Sunday, September 24, 2017

This too shall pass....


This too shall pass…..






Image result for staring at crescent moon
When the dark days come and the enemy whispers lies, life must go on. When all you want to do is hide under a warm blanket and lay tear stained face on a cool pillow, life must go on.

Faith is not a bunch of one line quotes about doors closing and others opening. Faith is breathing when breath is lost. Faith is walking when legs won’t move. Faith is laughing in conversation when tears threaten to drown you. Faith is living with shattered pieces. Faith is seeing light pierce through a filter of darkness, and knowing that God Almighty is the Light that overcomes.

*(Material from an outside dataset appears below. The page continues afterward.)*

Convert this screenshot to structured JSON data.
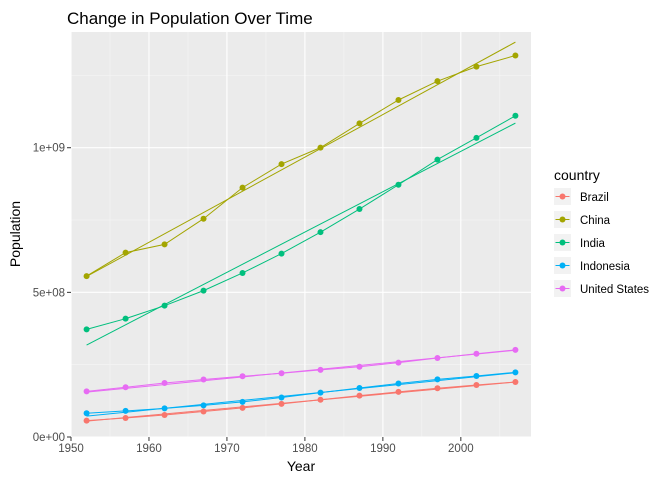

The reflective moon found me high above as I swatted mosquitos, while walking out of a weed filled garden, earlier this summer. I held a blessed bag of harvested produce and I gazed up, looking with humidity stained sweat pouring down my face and saw the crescent moon. Lord, my voice raised, please don’t let my faith, on this day of broken dreams, reflect such little light. My child, the Lord responded, your light is blocked by the arms of the Savior, carrying you.

……tears mixed with humid sweat and salty tears began their river down my face and soaked my shirt. Words of old hymns, it is well with my soul, flood my mind and I lay the harvest down, lift my hands in dwindling sun light and sang praise into the dusk.



A few weeks, maybe even months now, I learned that my job, that God gave me less than two years ago, would end in March of 2018. I trust my Savior fully, but on that day, flesh took over and I, like anyone else, began to question. I have since found peace and know that God has a plan, but on that day, I worshiped. I stood looking at the moon and remembered my journey with the Lord about the reflective moon and there, coming from harvest, I found peace.

Father God, when the dark days come and words are not enough, I thank you, that you are always enough. I pray for the person that is facing a storm, show them peace. Let them live in the brokenness, knowing that even Savior was broken, that life could be given. Amen.